31 May a bowl
“That one? How about one of these?” The Nepalese man picked up an intricate singing bowl pointing to its design.
I held a simple copper bowl. The sides were not smooth, little indents captured the hand-hammered process of a craftsman. The inside had a flat bottom and parts of it were green from age. I felt the weight of our connection. The weight of past, present, and future.
“No thank you. I want this one.”
“This one more expensive.”
“That’s okay. I only want this one.”
I didn’t need to play it to know I wanted it, but the man kindly showed me how. I couldn’t get it at first, it took an angled position and a surprising amount of pressure. I slid the leather part of a wooden stick around the lip.
An alto tone reverberated
into the air and
into my chest.
My heartstrings vibrated, shaking loose built-up dust.
I bought it at the Tuscan Gem Show, the famous rock gathering, showcasing crystals four times the size of a human. I was at the end of a relationship built upon my grief and his desire. Tears and the vulnerability they brought gave this man an opportunity to care for a woman he imagined to be of his dreams.
But my attachment to him, while I did love him, clung to his provisions, not his person, and my grief, the strongest force led me away.

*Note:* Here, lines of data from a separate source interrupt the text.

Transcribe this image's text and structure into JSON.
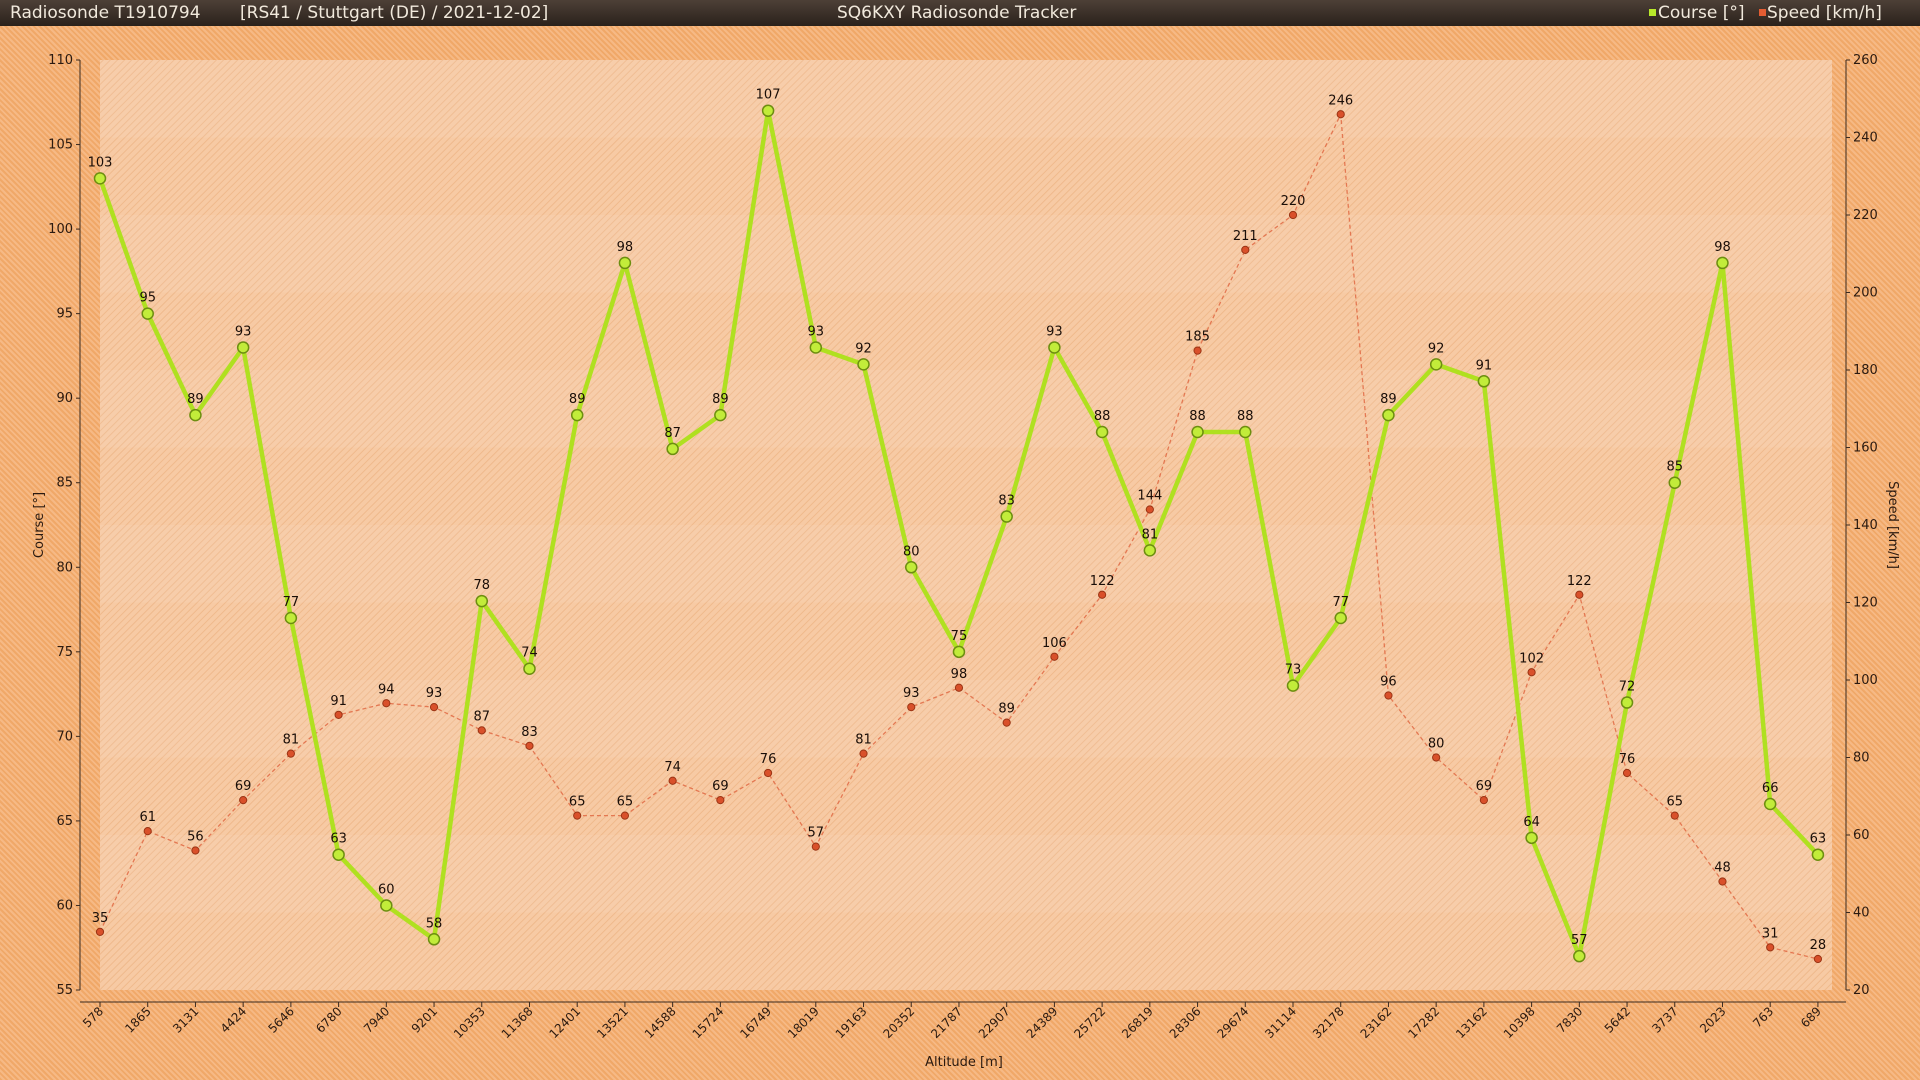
{
  "header": {
    "sonde_id": "Radiosonde T1910794",
    "info": "[RS41 / Stuttgart (DE) / 2021-12-02]",
    "app_title": "SQ6KXY Radiosonde Tracker",
    "legend_course": "Course [°]",
    "legend_speed": "Speed [km/h]"
  },
  "colors": {
    "course": "#b0e020",
    "speed": "#d9502a",
    "plot_bg": "#f6c9a0",
    "titlebar": "#3a2f28"
  },
  "chart_data": {
    "type": "line",
    "xlabel": "Altitude [m]",
    "ylabel_left": "Course [°]",
    "ylabel_right": "Speed [km/h]",
    "ylim_left": [
      55,
      110
    ],
    "ylim_right": [
      20,
      260
    ],
    "yticks_left": [
      55,
      60,
      65,
      70,
      75,
      80,
      85,
      90,
      95,
      100,
      105,
      110
    ],
    "yticks_right": [
      20,
      40,
      60,
      80,
      100,
      120,
      140,
      160,
      180,
      200,
      220,
      240,
      260
    ],
    "categories": [
      "578",
      "1865",
      "3131",
      "4424",
      "5646",
      "6780",
      "7940",
      "9201",
      "10353",
      "11368",
      "12401",
      "13521",
      "14588",
      "15724",
      "16749",
      "18019",
      "19163",
      "20352",
      "21787",
      "22907",
      "24389",
      "25722",
      "26819",
      "28306",
      "29674",
      "31114",
      "32178",
      "23162",
      "17282",
      "13162",
      "10398",
      "7830",
      "5642",
      "3737",
      "2023",
      "763",
      "689"
    ],
    "legend_position": "top-right",
    "series": [
      {
        "name": "Course [°]",
        "axis": "left",
        "style": "thick-solid",
        "values": [
          103,
          95,
          89,
          93,
          77,
          63,
          60,
          58,
          78,
          74,
          89,
          98,
          87,
          89,
          107,
          93,
          92,
          80,
          75,
          83,
          93,
          88,
          81,
          88,
          88,
          73,
          77,
          89,
          92,
          91,
          64,
          57,
          72,
          85,
          98,
          66,
          63
        ]
      },
      {
        "name": "Speed [km/h]",
        "axis": "right",
        "style": "thin-dashed",
        "values": [
          35,
          61,
          56,
          69,
          81,
          91,
          94,
          93,
          87,
          83,
          65,
          65,
          74,
          69,
          76,
          57,
          81,
          93,
          98,
          89,
          106,
          122,
          144,
          185,
          211,
          220,
          246,
          96,
          80,
          69,
          102,
          122,
          76,
          65,
          48,
          31,
          28
        ]
      }
    ]
  }
}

The singing bowl and I had a different kind of attachment.
I learned that original singing bowls were hand-hammered by monks, and they collected alms and ate from it. It came with them on all of their excursions. And so it did with me. It shook my ribs on the mountain of Crestone, it journeyed with me to the depths of the darkness, it soothed me in the process of healing.
I play the bowl each day, it brings me into the present moment, the vibration of the note F unifying what is
without
with what is
within.
My heartstrings are no longer dusty. They have made music full of joy and eternal peace.
I thank you, singing bowl, for being that which opened the door and accompanied me into the melody of living.